Visual Acuity, Quality of Life and Visual Function Outcomes after Cataract Surgery in Bali.Ophthalmic Epidemiol. 2015; 22(4):274-82.OE
To assess post-cataract surgery intermediate-term (>6 months) data of visual acuity (VA), surgical complications, refractive outcomes, quality of life (QOL) and visual function (VF) from a non-governmental organization program in Indonesia.

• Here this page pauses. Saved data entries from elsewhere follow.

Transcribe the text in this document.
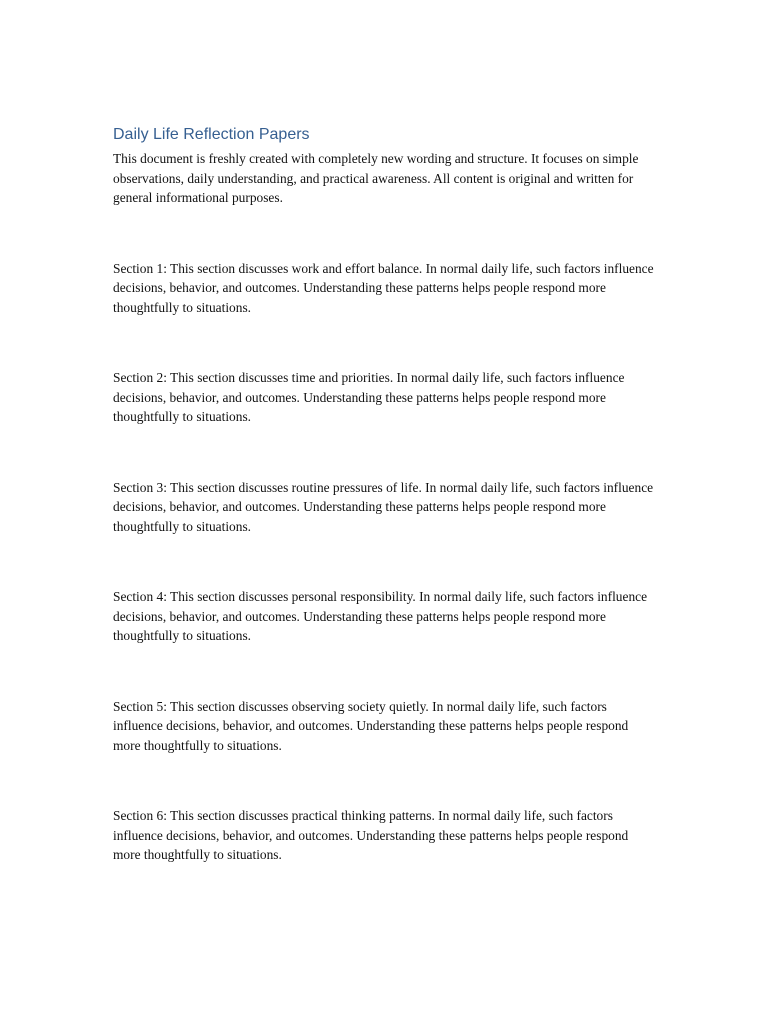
Daily Life Reflection Papers

This document is freshly created with completely new wording and structure. It focuses on simple observations, daily understanding, and practical awareness. All content is original and written for general informational purposes.

Section 1: This section discusses work and effort balance. In normal daily life, such factors influence decisions, behavior, and outcomes. Understanding these patterns helps people respond more thoughtfully to situations.

Section 2: This section discusses time and priorities. In normal daily life, such factors influence decisions, behavior, and outcomes. Understanding these patterns helps people respond more thoughtfully to situations.

Section 3: This section discusses routine pressures of life. In normal daily life, such factors influence decisions, behavior, and outcomes. Understanding these patterns helps people respond more thoughtfully to situations.

Section 4: This section discusses personal responsibility. In normal daily life, such factors influence decisions, behavior, and outcomes. Understanding these patterns helps people respond more thoughtfully to situations.

Section 5: This section discusses observing society quietly. In normal daily life, such factors influence decisions, behavior, and outcomes. Understanding these patterns helps people respond more thoughtfully to situations.

Section 6: This section discusses practical thinking patterns. In normal daily life, such factors influence decisions, behavior, and outcomes. Understanding these patterns helps people respond more thoughtfully to situations.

Retrospective cohort study design. Participants were a selection of patients who underwent cataract surgery by the John Fawcett Foundation between 2006 and 2011, with at least 6 months follow-up. Patients underwent comprehensive ophthalmic examinations. QOL and VF questionnaires were administered.
From a total of 1557 invited to attend, 547 patients participated; 99.8% of eyes had presenting VA <6/60. At day 1 postoperatively, 52.1% of patients had a good outcome by World Health Organization criteria (unaided VA ≥ 6/18). Six months or later postoperatively, 85% of eyes had best-corrected VA ≥ 6/18 and 5.6% of eyes had best-corrected VA < 3/60. At final follow-up, mean postoperative spherical equivalent refraction was -2.35 diopters (standard deviation 1.75, n = 542). On a scale of 1-100, median converted values for QOL were 25.0 preoperatively and 74.0 postoperatively, a statistically significant improvement (p < 0.001). Of eyes with VA better than 3/60 on postoperative day 1, 5.7% (95% confidence interval 3.6-7.9%) became blind (VA < 3/60) at the 6-month or later time point.
Cataract surgery in this population markedly improved QOL, despite a trend towards myopic refractive outcomes. These findings raise questions about biometric methodology, intraocular lens power calculations and refractive targets. Postoperative day 1 VA data may be a reasonable proxy of the intermediate-term rate of non-blind eyes.